Michael Collins was born on October 12, 1942, in Concord, California. He entered the U.S. Naval Academy in May 1960, and was commissioned an Ensign in the U.S. Navy on June 3, 1964. Ensign Collins then remained at the Academy in training for the U.S. Olympic Swimming Team, and served as an instructor in the Academy's Physical Education Department from June to September 1964. He next attended the Combat Information Center Watch Officers course at U.S. Fleet Anti-Air Warfare Training Center San Diego, California, from October to November 1964, followed by service as a CIC Officer aboard the destroyer leader USS John S. McCain (DL-3) from December 1964 to May 1966. LtJg Collins attended Underwater Demolition Team Replacement Accession training with Class 039 at NAB Coronado, California, from May to November 1966, and then served with Underwater Demolition Team ELEVEN (UDT-11) at NAB Coronado from November 1966 to June 1968. His next assignment was with the Studies and Observations Group under the U.S. Military Assistance Command Vietnam from June 1968 to July 1969, followed by service with SEAL Team ONE at NAB Coronado from July 1969 until he was killed in action while deployed to South Vietnam on March 4, 1971. Michael Collins was buried at Fort Rosecrans National Cemetery in San Diego, California.
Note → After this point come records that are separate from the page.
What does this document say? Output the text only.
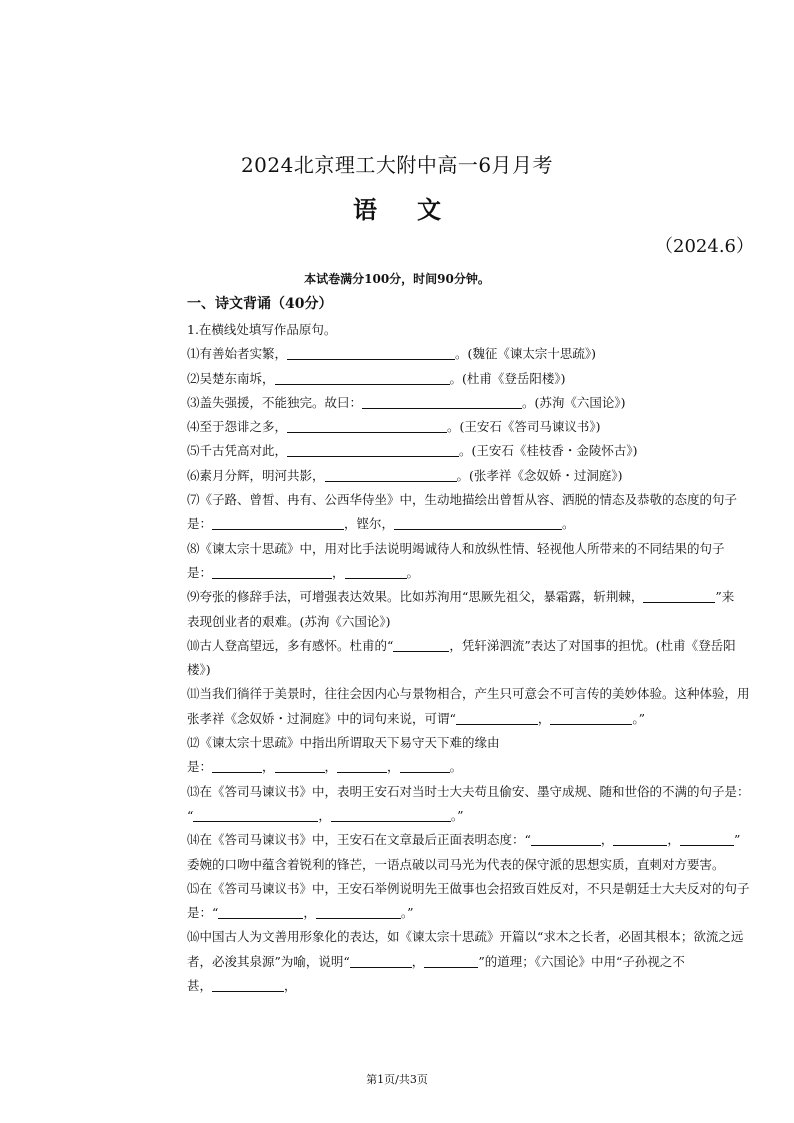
2024北京理工大附中高一6月月考
语文
（2024.6）
本试卷满分100分，时间90分钟。
一、诗文背诵（40分）
1.在横线处填写作品原句。
⑴有善始者实繁，	。(魏征《谏太宗十思疏》)
⑵吴楚东南坼，	。(杜甫《登岳阳楼》)
⑶盖失强援，不能独完。故曰：	。(苏洵《六国论》)
⑷至于怨诽之多，	。(王安石《答司马谏议书》)
⑸千古凭高对此，	。(王安石《桂枝香・金陵怀古》)
⑹素月分辉，明河共影，	。(张孝祥《念奴娇・过洞庭》)
⑺《子路、曾皙、冉有、公西华侍坐》中，生动地描绘出曾皙从容、洒脱的情态及恭敬的态度的句子
是：	，铿尔，	。
⑻《谏太宗十思疏》中，用对比手法说明竭诚待人和放纵性情、轻视他人所带来的不同结果的句子
是：	，	。
⑼夸张的修辞手法，可增强表达效果。比如苏洵用“思厥先祖父，暴霜露，斩荆棘，	”来
表现创业者的艰难。(苏洵《六国论》)
⑽古人登高望远，多有感怀。杜甫的“	，凭轩涕泗流”表达了对国事的担忧。(杜甫《登岳阳
楼》)
⑾当我们徜徉于美景时，往往会因内心与景物相合，产生只可意会不可言传的美妙体验。这种体验，用
张孝祥《念奴娇・过洞庭》中的词句来说，可谓“	，	。”
⑿《谏太宗十思疏》中指出所谓取天下易守天下难的缘由
是：	，	，	，	。
⒀在《答司马谏议书》中，表明王安石对当时士大夫苟且偷安、墨守成规、随和世俗的不满的句子是：
“	，	。”
⒁在《答司马谏议书》中，王安石在文章最后正面表明态度：“	，	，	”
委婉的口吻中蕴含着锐利的锋芒，一语点破以司马光为代表的保守派的思想实质，直刺对方要害。
⒂在《答司马谏议书》中，王安石举例说明先王做事也会招致百姓反对，不只是朝廷士大夫反对的句子
是：“	，	。”
⒃中国古人为文善用形象化的表达，如《谏太宗十思疏》开篇以“求木之长者，必固其根本；欲流之远
者，必浚其泉源”为喻，说明“	，	”的道理；《六国论》中用“子孙视之不
甚，	，
第1页/共3页
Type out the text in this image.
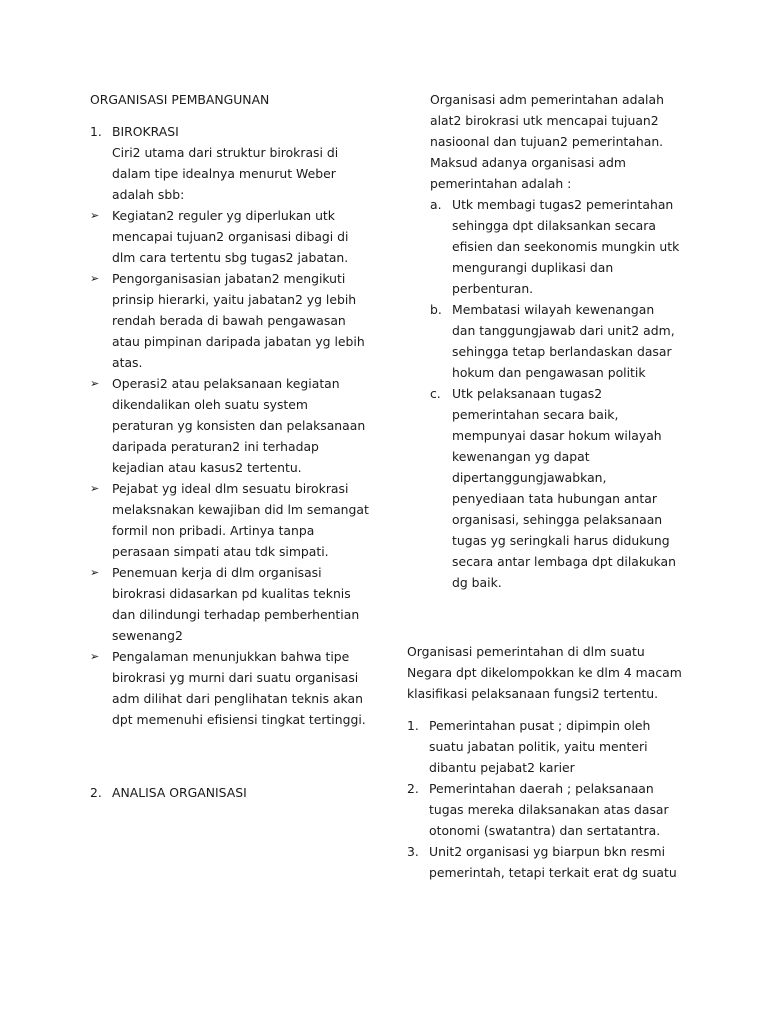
ORGANISASI PEMBANGUNAN
1. BIROKRASI
Ciri2 utama dari struktur birokrasi di dalam tipe idealnya menurut Weber adalah sbb:
➢ Kegiatan2 reguler yg diperlukan utk mencapai tujuan2 organisasi dibagi di dlm cara tertentu sbg tugas2 jabatan.
➢ Pengorganisasian jabatan2 mengikuti prinsip hierarki, yaitu jabatan2 yg lebih rendah berada di bawah pengawasan atau pimpinan daripada jabatan yg lebih atas.
➢ Operasi2 atau pelaksanaan kegiatan dikendalikan oleh suatu system peraturan yg konsisten dan pelaksanaan daripada peraturan2 ini terhadap kejadian atau kasus2 tertentu.
➢ Pejabat yg ideal dlm sesuatu birokrasi melaksnakan kewajiban did lm semangat formil non pribadi. Artinya tanpa perasaan simpati atau tdk simpati.
➢ Penemuan kerja di dlm organisasi birokrasi didasarkan pd kualitas teknis dan dilindungi terhadap pemberhentian sewenang2
➢ Pengalaman menunjukkan bahwa tipe birokrasi yg murni dari suatu organisasi adm dilihat dari penglihatan teknis akan dpt memenuhi efisiensi tingkat tertinggi.
2. ANALISA ORGANISASI
Organisasi adm pemerintahan adalah alat2 birokrasi utk mencapai tujuan2 nasioonal dan tujuan2 pemerintahan. Maksud adanya organisasi adm pemerintahan adalah :
a. Utk membagi tugas2 pemerintahan sehingga dpt dilaksankan secara efisien dan seekonomis mungkin utk mengurangi duplikasi dan perbenturan.
b. Membatasi wilayah kewenangan dan tanggungjawab dari unit2 adm, sehingga tetap berlandaskan dasar hokum dan pengawasan politik
c. Utk pelaksanaan tugas2 pemerintahan secara baik, mempunyai dasar hokum wilayah kewenangan yg dapat dipertanggungjawabkan, penyediaan tata hubungan antar organisasi, sehingga pelaksanaan tugas yg seringkali harus didukung secara antar lembaga dpt dilakukan dg baik.
Organisasi pemerintahan di dlm suatu Negara dpt dikelompokkan ke dlm 4 macam klasifikasi pelaksanaan fungsi2 tertentu.
1. Pemerintahan pusat ; dipimpin oleh suatu jabatan politik, yaitu menteri dibantu pejabat2 karier
2. Pemerintahan daerah ; pelaksanaan tugas mereka dilaksanakan atas dasar otonomi (swatantra) dan sertatantra.
3. Unit2 organisasi yg biarpun bkn resmi pemerintah, tetapi terkait erat dg suatu
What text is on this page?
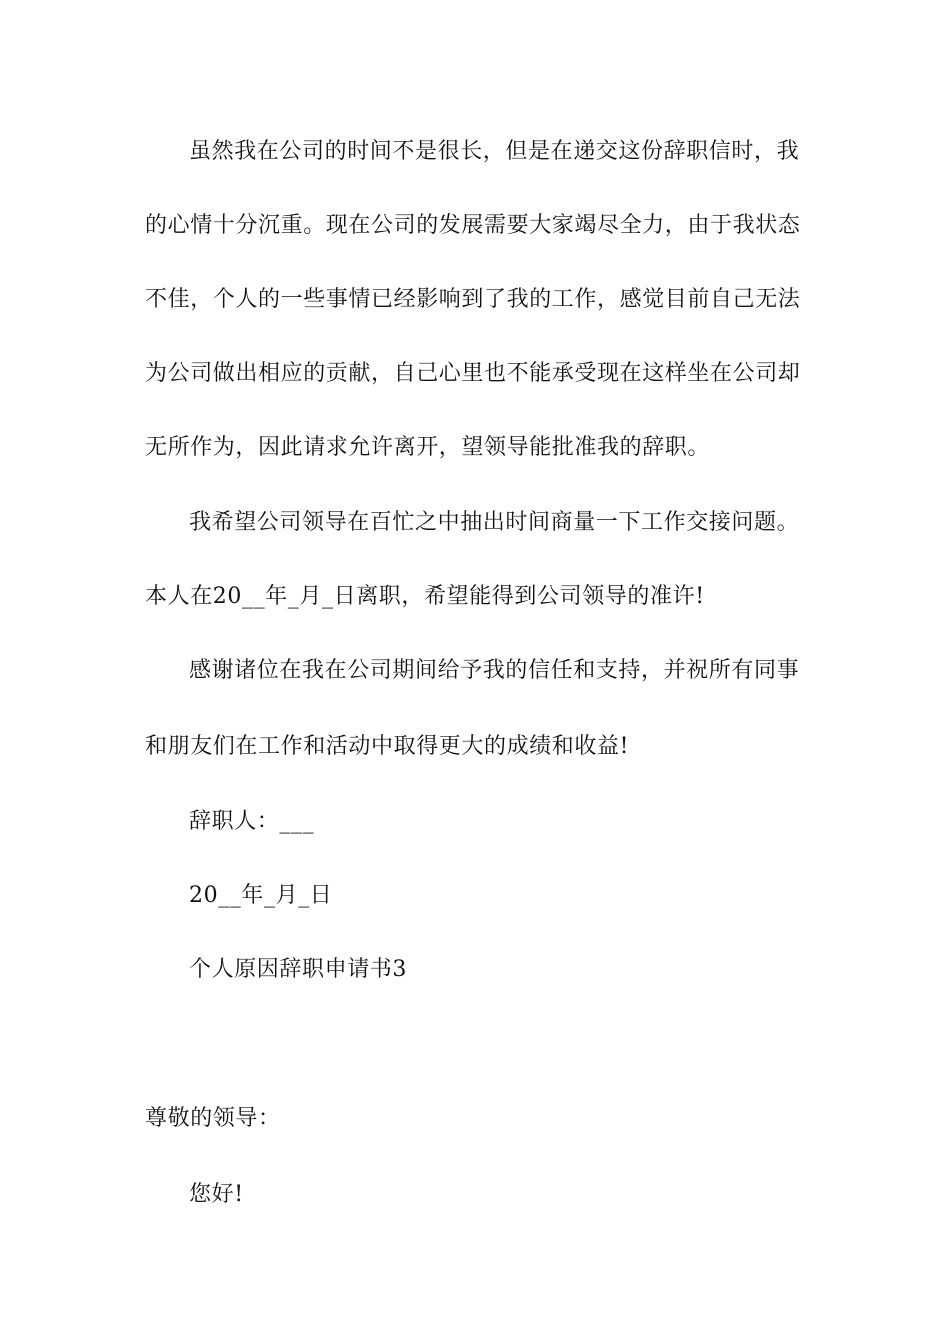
虽然我在公司的时间不是很长，但是在递交这份辞职信时，我
的心情十分沉重。现在公司的发展需要大家竭尽全力，由于我状态
不佳，个人的一些事情已经影响到了我的工作，感觉目前自己无法
为公司做出相应的贡献，自己心里也不能承受现在这样坐在公司却
无所作为，因此请求允许离开，望领导能批准我的辞职。
我希望公司领导在百忙之中抽出时间商量一下工作交接问题。
本人在20__年_月_日离职，希望能得到公司领导的准许!
感谢诸位在我在公司期间给予我的信任和支持，并祝所有同事
和朋友们在工作和活动中取得更大的成绩和收益!
辞职人：___
20__年_月_日
个人原因辞职申请书3
尊敬的领导：
您好!
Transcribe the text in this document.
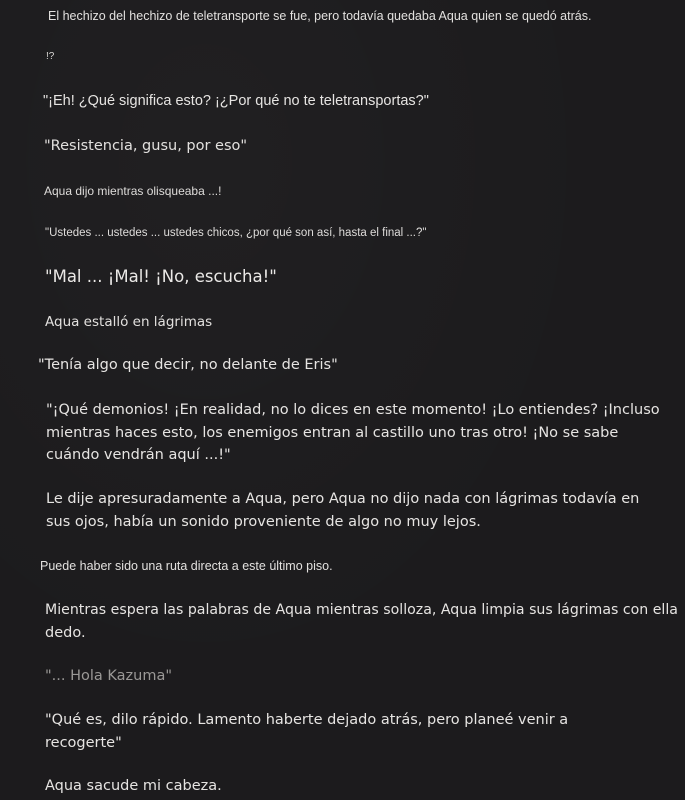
El hechizo del hechizo de teletransporte se fue, pero todavía quedaba Aqua quien se quedó atrás.

!?

"¡Eh! ¿Qué significa esto? ¡¿Por qué no te teletransportas?"

"Resistencia, gusu, por eso"

Aqua dijo mientras olisqueaba ...!

"Ustedes ... ustedes ... ustedes chicos, ¿por qué son así, hasta el final ...?"

"Mal ... ¡Mal! ¡No, escucha!"

Aqua estalló en lágrimas

"Tenía algo que decir, no delante de Eris"

"¡Qué demonios! ¡En realidad, no lo dices en este momento! ¡Lo entiendes? ¡Incluso

mientras haces esto, los enemigos entran al castillo uno tras otro! ¡No se sabe

cuándo vendrán aquí ...!"

Le dije apresuradamente a Aqua, pero Aqua no dijo nada con lágrimas todavía en

sus ojos, había un sonido proveniente de algo no muy lejos.

Puede haber sido una ruta directa a este último piso.

Mientras espera las palabras de Aqua mientras solloza, Aqua limpia sus lágrimas con ella

dedo.

"... Hola Kazuma"

"Qué es, dilo rápido. Lamento haberte dejado atrás, pero planeé venir a

recogerte"

Aqua sacude mi cabeza.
His Silver Star Citation reads:
For conspicuous gallantry and intrepidity in action during operations against enemy forces in the Republic of Vietnam on 30 January 1971. As leader of a fifteen-man SEAL patrol assigned the mission of capturing the leaders of the Saigon-Cholon foreign proselyting section, Lieutenant Collins successfully led two of his three elements through a heavily booby trapped enemy area before encountering heavy automatic weapons fire from a large enemy force. Remaining calm, he strategically deployed his force to counter the enemy fire, and then ordered his radioman to scramble air support to aid in suppressing the fire of the well-dug-in enemy force. Simultaneously, he called for helicopters to evacuate his casualties. Lieutenant Collins moved about the area to survey the situation and discovered that one of his men had been fatally wounded and two were critically wounded by the initial volley of enemy fire. When the corpsman arrived at the scene, Lieutenant Collins was administering mouth to mouth resuscitation to one of his stricken teammates, following which he returned to the security element and continued to direct a heavy volume of fire toward the enemy. While members of the patrol were boarding the SEAL Support Craft, the Vietnamese interpreter was wounded by enemy fire. Lieutenant Collins, fully exposing himself to the withering fire, dragged the wounded man to a small ditch and administered first aid. He then carried the man to the boat through a continuous rain of fire from the pursuing enemy and directed the boat to get underway to a secure location where he supervised the evacuation of his stricken comrades. By his calm, cool, and decisive actions in the face of withering enemy fire, Lieutenant Collins prevented almost certain disaster for the entire platoon at the hands of a vastly outnumbering force. His inspiring performance of duty was in keeping with the highest traditions of the United States Naval Service.